README.md 1.86 KB
edit raw blame history


Aidatatang_200zh is a free Chinese Mandarin speech corpus provided by Beijing DataTang Technology Co., Ltd under Creative Commons Attribution-NonCommercial-NoDerivatives 4.0 International Public License. 

About the aidatatang_200zh corpus:


The corpus contains 200 hours of acoustic data, which is mostly mobile recorded data.
600 speakers from different accent areas in China are invited to participate in the recording.
The transcription accuracy for each sentence is larger than 98%.
Recordings are conducted in a quiet indoor environment. 
The database is divided into training set, validation set, and testing set in a ratio of 7: 1: 2.
Detail information such as speech data coding and speaker information is preserved in the metadata file.
Segmented transcripts are also provided.


You can get the corpus from here. 

DataTang is a community of creators-of world-changers and future-builders. We're invested in collaborating with a diverse set of voices in the AI world, and are excited about working on large-scale projects. Beyond speech, we're providing multiple resources in image, and text. For more details, please visit datatang.

About the recipe:

To demonstrate that this corpus is a reasonable data resource for Chinese Mandarin speech recognition research, a baseline recipe is provided here for everyone to explore their own systems easily and quickly.

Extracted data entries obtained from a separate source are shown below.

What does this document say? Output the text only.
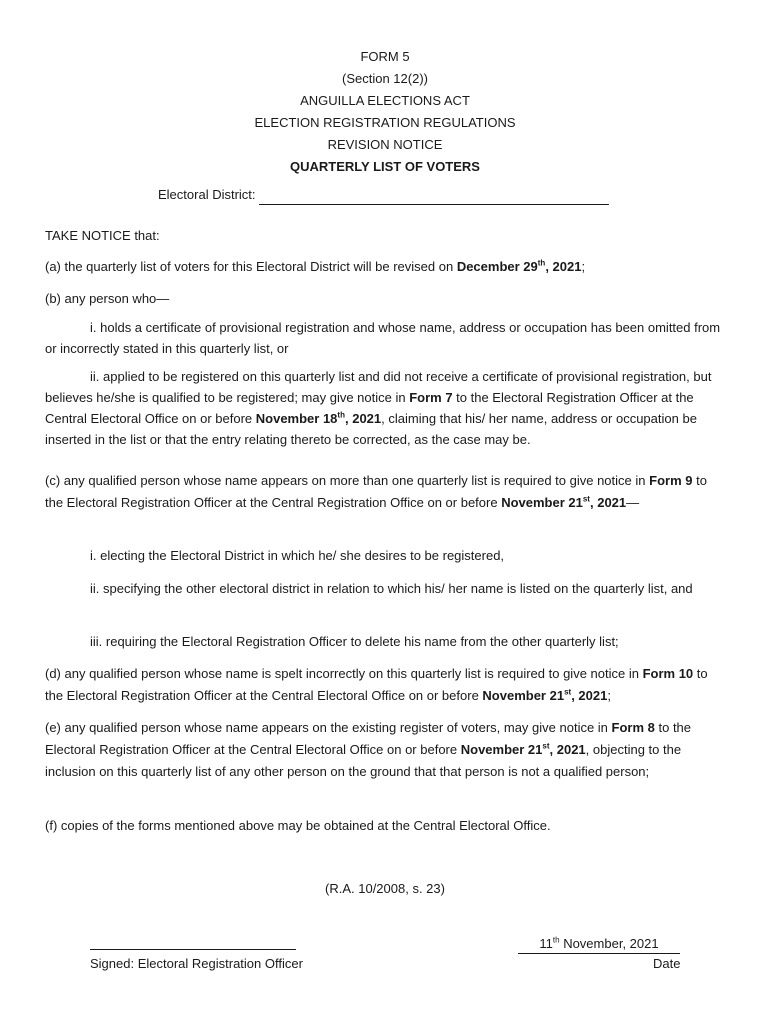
FORM 5
(Section 12(2))
ANGUILLA ELECTIONS ACT
ELECTION REGISTRATION REGULATIONS
REVISION NOTICE
QUARTERLY LIST OF VOTERS
Electoral District:
TAKE NOTICE that:
(a) the quarterly list of voters for this Electoral District will be revised on December 29th, 2021;
(b) any person who—
i. holds a certificate of provisional registration and whose name, address or occupation has been omitted from or incorrectly stated in this quarterly list, or
ii. applied to be registered on this quarterly list and did not receive a certificate of provisional registration, but believes he/she is qualified to be registered; may give notice in Form 7 to the Electoral Registration Officer at the Central Electoral Office on or before November 18th, 2021, claiming that his/ her name, address or occupation be inserted in the list or that the entry relating thereto be corrected, as the case may be.
(c) any qualified person whose name appears on more than one quarterly list is required to give notice in Form 9 to the Electoral Registration Officer at the Central Registration Office on or before November 21st, 2021—
i. electing the Electoral District in which he/ she desires to be registered,
ii. specifying the other electoral district in relation to which his/ her name is listed on the quarterly list, and
iii. requiring the Electoral Registration Officer to delete his name from the other quarterly list;
(d) any qualified person whose name is spelt incorrectly on this quarterly list is required to give notice in Form 10 to the Electoral Registration Officer at the Central Electoral Office on or before November 21st, 2021;
(e) any qualified person whose name appears on the existing register of voters, may give notice in Form 8 to the Electoral Registration Officer at the Central Electoral Office on or before November 21st, 2021, objecting to the inclusion on this quarterly list of any other person on the ground that that person is not a qualified person;
(f) copies of the forms mentioned above may be obtained at the Central Electoral Office.
(R.A. 10/2008, s. 23)
Signed: Electoral Registration Officer
11th November, 2021
Date
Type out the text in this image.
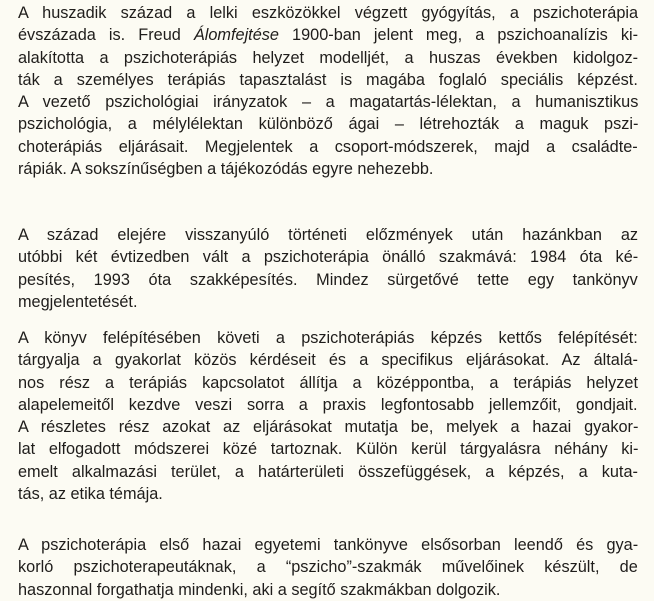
A huszadik század a lelki eszközökkel végzett gyógyítás, a pszichoterápia
évszázada is. Freud Álomfejtése 1900-ban jelent meg, a pszichoanalízis ki-
alakította a pszichoterápiás helyzet modelljét, a huszas években kidolgoz-
ták a személyes terápiás tapasztalást is magába foglaló speciális képzést.
A vezető pszichológiai irányzatok – a magatartás-lélektan, a humanisztikus
pszichológia, a mélylélektan különböző ágai – létrehozták a maguk pszi-
choterápiás eljárásait. Megjelentek a csoport-módszerek, majd a családte-
rápiák. A sokszínűségben a tájékozódás egyre nehezebb.

A század elejére visszanyúló történeti előzmények után hazánkban az
utóbbi két évtizedben vált a pszichoterápia önálló szakmává: 1984 óta ké-
pesítés, 1993 óta szakképesítés. Mindez sürgetővé tette egy tankönyv
megjelentetését.

A könyv felépítésében követi a pszichoterápiás képzés kettős felépítését:
tárgyalja a gyakorlat közös kérdéseit és a specifikus eljárásokat. Az általá-
nos rész a terápiás kapcsolatot állítja a középpontba, a terápiás helyzet
alapelemeitől kezdve veszi sorra a praxis legfontosabb jellemzőit, gondjait.
A részletes rész azokat az eljárásokat mutatja be, melyek a hazai gyakor-
lat elfogadott módszerei közé tartoznak. Külön kerül tárgyalásra néhány ki-
emelt alkalmazási terület, a határterületi összefüggések, a képzés, a kuta-
tás, az etika témája.

A pszichoterápia első hazai egyetemi tankönyve elsősorban leendő és gya-
korló pszichoterapeutáknak, a “pszicho”-szakmák művelőinek készült, de
haszonnal forgathatja mindenki, aki a segítő szakmákban dolgozik.
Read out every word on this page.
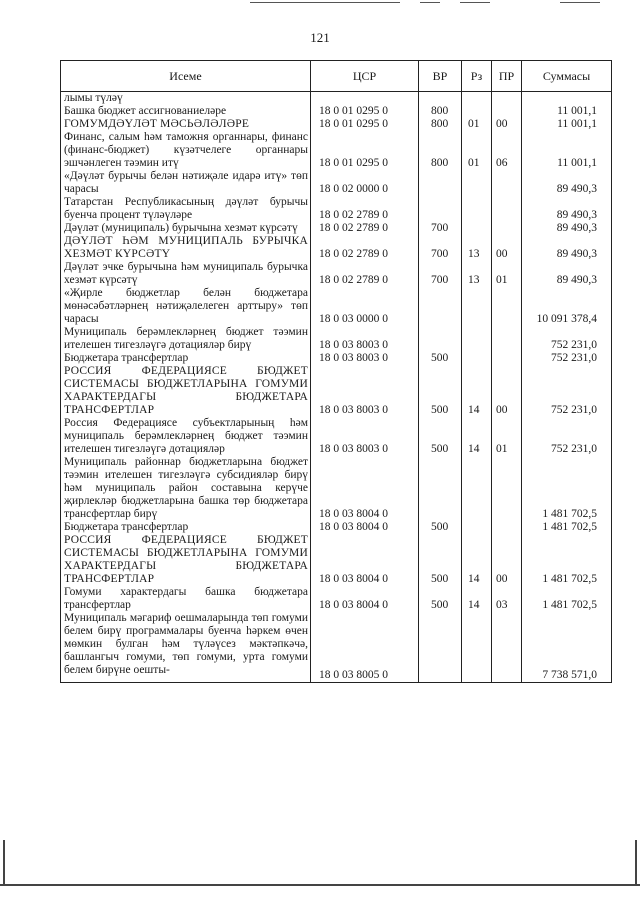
121
Исеме	ЦСР	ВР	Рз	ПР	Суммасы
лымы түләү					
Башка бюджет ассигнованиеләре	18 0 01 0295 0	800			11 001,1
ГОМУМДӘҮЛӘТ МӘСЬӘЛӘЛӘРЕ	18 0 01 0295 0	800	01	00	11 001,1
Финанс, салым һәм таможня органнары, финанс (финанс-бюджет) күзәтчелеге органнары эшчәнлеген тәэмин итү	18 0 01 0295 0	800	01	06	11 001,1
«Дәүләт бурычы белән нәтиҗәле идарә итү» төп чарасы	18 0 02 0000 0				89 490,3
Татарстан Республикасының дәүләт бурычы буенча процент түләүләре	18 0 02 2789 0				89 490,3
Дәүләт (муниципаль) бурычына хезмәт күрсәтү	18 0 02 2789 0	700			89 490,3
ДӘҮЛӘТ ҺӘМ МУНИЦИПАЛЬ БУРЫЧКА ХЕЗМӘТ КҮРСӘТҮ	18 0 02 2789 0	700	13	00	89 490,3
Дәүләт эчке бурычына һәм муниципаль бурычка хезмәт күрсәтү	18 0 02 2789 0	700	13	01	89 490,3
«Җирле бюджетлар белән бюджетара мөнәсәбәтләрнең нәтиҗәлелеген арттыру» төп чарасы	18 0 03 0000 0				10 091 378,4
Муниципаль берәмлекләрнең бюджет тәэмин ителешен тигезләүгә дотацияләр бирү	18 0 03 8003 0				752 231,0
Бюджетара трансфертлар	18 0 03 8003 0	500			752 231,0
РОССИЯ ФЕДЕРАЦИЯСЕ БЮДЖЕТ СИСТЕМАСЫ БЮДЖЕТЛАРЫНА ГОМУМИ ХАРАКТЕРДАГЫ БЮДЖЕТАРА ТРАНСФЕРТЛАР	18 0 03 8003 0	500	14	00	752 231,0
Россия Федерациясе субъектларының һәм муниципаль берәмлекләрнең бюджет тәэмин ителешен тигезләүгә дотацияләр	18 0 03 8003 0	500	14	01	752 231,0
Муниципаль районнар бюджетларына бюджет тәэмин ителешен тигезләүгә субсидияләр бирү һәм муниципаль район составына керүче җирлекләр бюджетларына башка төр бюджетара трансфертлар бирү	18 0 03 8004 0				1 481 702,5
Бюджетара трансфертлар	18 0 03 8004 0	500			1 481 702,5
РОССИЯ ФЕДЕРАЦИЯСЕ БЮДЖЕТ СИСТЕМАСЫ БЮДЖЕТЛАРЫНА ГОМУМИ ХАРАКТЕРДАГЫ БЮДЖЕТАРА ТРАНСФЕРТЛАР	18 0 03 8004 0	500	14	00	1 481 702,5
Гомуми характердагы башка бюджетара трансфертлар	18 0 03 8004 0	500	14	03	1 481 702,5
Муниципаль мәгариф оешмаларында төп гомуми белем бирү программалары буенча һәркем өчен мөмкин булган һәм түләүсез мәктәпкәчә, башлангыч гомуми, төп гомуми, урта гомуми белем бирүне оешты-	18 0 03 8005 0				7 738 571,0
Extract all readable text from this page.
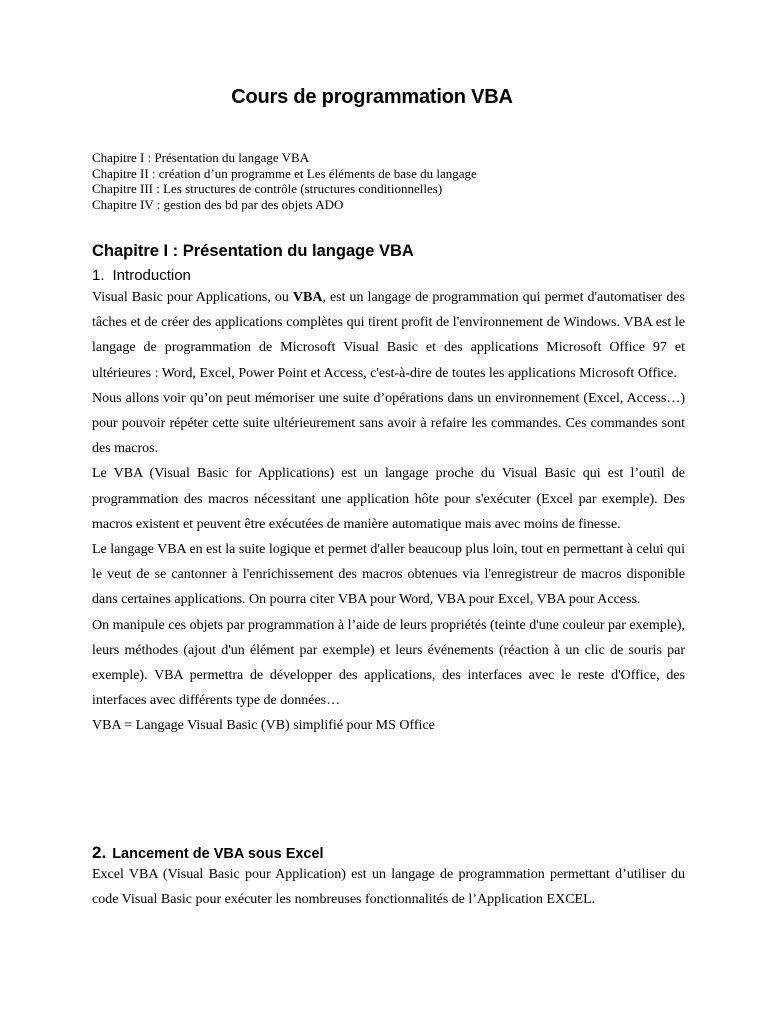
Cours de programmation VBA
Chapitre I : Présentation du langage VBA
Chapitre II : création d’un programme et Les éléments de base du langage
Chapitre III : Les structures de contrôle (structures conditionnelles)
Chapitre IV : gestion des bd par des objets ADO
Chapitre I : Présentation du langage VBA
1. Introduction

Visual Basic pour Applications, ou VBA, est un langage de programmation qui permet d'automatiser des tâches et de créer des applications complètes qui tirent profit de l'environnement de Windows. VBA est le langage de programmation de Microsoft Visual Basic et des applications Microsoft Office 97 et ultérieures : Word, Excel, Power Point et Access, c'est-à-dire de toutes les applications Microsoft Office.

Nous allons voir qu’on peut mémoriser une suite d’opérations dans un environnement (Excel, Access…) pour pouvoir répéter cette suite ultérieurement sans avoir à refaire les commandes. Ces commandes sont des macros.

Le VBA (Visual Basic for Applications) est un langage proche du Visual Basic qui est l’outil de programmation des macros nécessitant une application hôte pour s'exécuter (Excel par exemple). Des macros existent et peuvent être exécutées de manière automatique mais avec moins de finesse.

Le langage VBA en est la suite logique et permet d'aller beaucoup plus loin, tout en permettant à celui qui le veut de se cantonner à l'enrichissement des macros obtenues via l'enregistreur de macros disponible dans certaines applications. On pourra citer VBA pour Word, VBA pour Excel, VBA pour Access.

On manipule ces objets par programmation à l’aide de leurs propriétés (teinte d'une couleur par exemple), leurs méthodes (ajout d'un élément par exemple) et leurs événements (réaction à un clic de souris par exemple). VBA permettra de développer des applications, des interfaces avec le reste d'Office, des interfaces avec différents type de données…

VBA = Langage Visual Basic (VB) simplifié pour MS Office

2. Lancement de VBA sous Excel

Excel VBA (Visual Basic pour Application) est un langage de programmation permettant d’utiliser du code Visual Basic pour exécuter les nombreuses fonctionnalités de l’Application EXCEL.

In this directory, each subdirectory contains the scripts for a sequence of experiments. The recipe in subdirectory "s5" is based on the hkust s5 recipe and aishell s5 recipe. It generates an integrated phonetic lexicon with CMU dictionary and cedit dictionary. This recipe follows the Mono+Triphone+SAT+fMLLR+DNN pipeline. In addition, this directory will be extended as scripts for speaker diarization and so on are created.